Optimizing Reliability: Step 3 – Focus on Root Cause Analysis by Eliminating False Positives

Author: Jon Herlocker


The previous steps in this blog series described how applying physics-based modeling using a digital twin can help you identify faulty sensors and reduce the number of new sensors you install. Now let’s take a look at how these same principles can be used to filter out the “noise” of receiving alerts that aren’t helpful.

One of the key goals of any asset management team is to look for root causes of systemic problems that can impact the performance, reliability, and safe utilization of the assets they oversee. What often gets in the way of this analysis is the proliferation of “false positive” alerts, where the monitoring system thinks it has detected a problem, but it’s either not a problem that has business impact, or it’s not actually a problem at all.

Finding efficient ways to monitor your systems means, in part, rooting out these false positives so you can stay focused on the system behaviors that matter most for your purposes.

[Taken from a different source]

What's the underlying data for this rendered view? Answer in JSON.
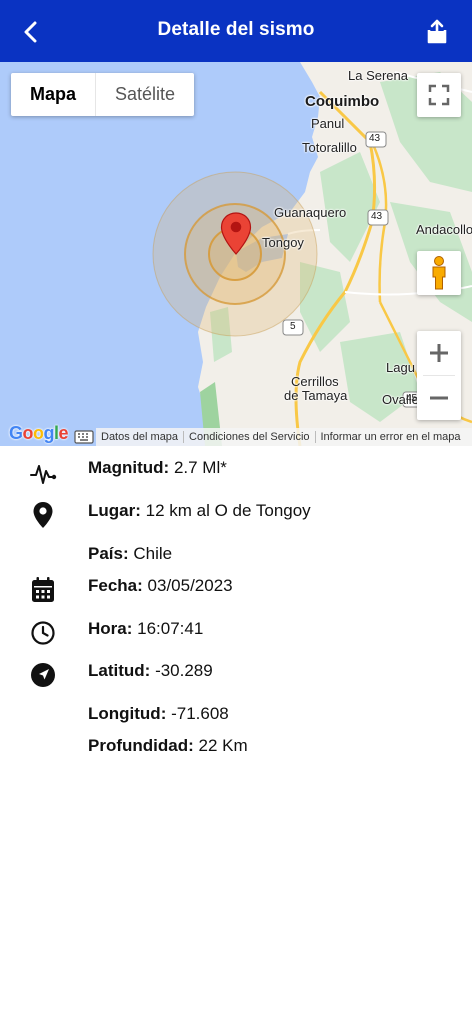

Let’s return to the cooling tower in the Step 1 example. As we discussed, your goal is to monitor power consumption and make sure it stays within a reasonable operating range. Now let’s say you need to perform this monitoring across several cooling towers, located in different buildings. The towers at each building perform similar functions using similar systems, as shown below.

Equipping the buildings with sensors is one option for gathering data and analyzing for root cause. But sensor data is typically a barrage of numbers, only a few of which might be pertinent for your purposes. Machine learning and rules-based programming of your monitoring solution can help identify statistical anomalies in these numbers, but the resulting alarms and alerts are often irrelevant to the actual business conditions you’re monitoring for—in this case, variances in power consumption.

Using the same logic we applied in the first example, and repeating it across multiple facilities, can serve to identify these anomalies in a simple, meaningful way. Tracking the cooling tower approach (temperature differential between the water as it enters and the overall humidity/temperature results) in each tower and using physics to compute the power consumption at each one gives you a basis for singling out anomalous readings that are actually pertinent to your business needs. In this example, an atypical reading at building 3 indicates an issue.

Once again, this approach only works when you create a digital twin and use a physics-based approach to modeling potential error conditions in your environment. The advantages to doing so help simplify the monitoring process, filter out the noise of false positives, and gain a more durable, digital foundation for understanding and mapping the processes and priorities you care about day-to-day.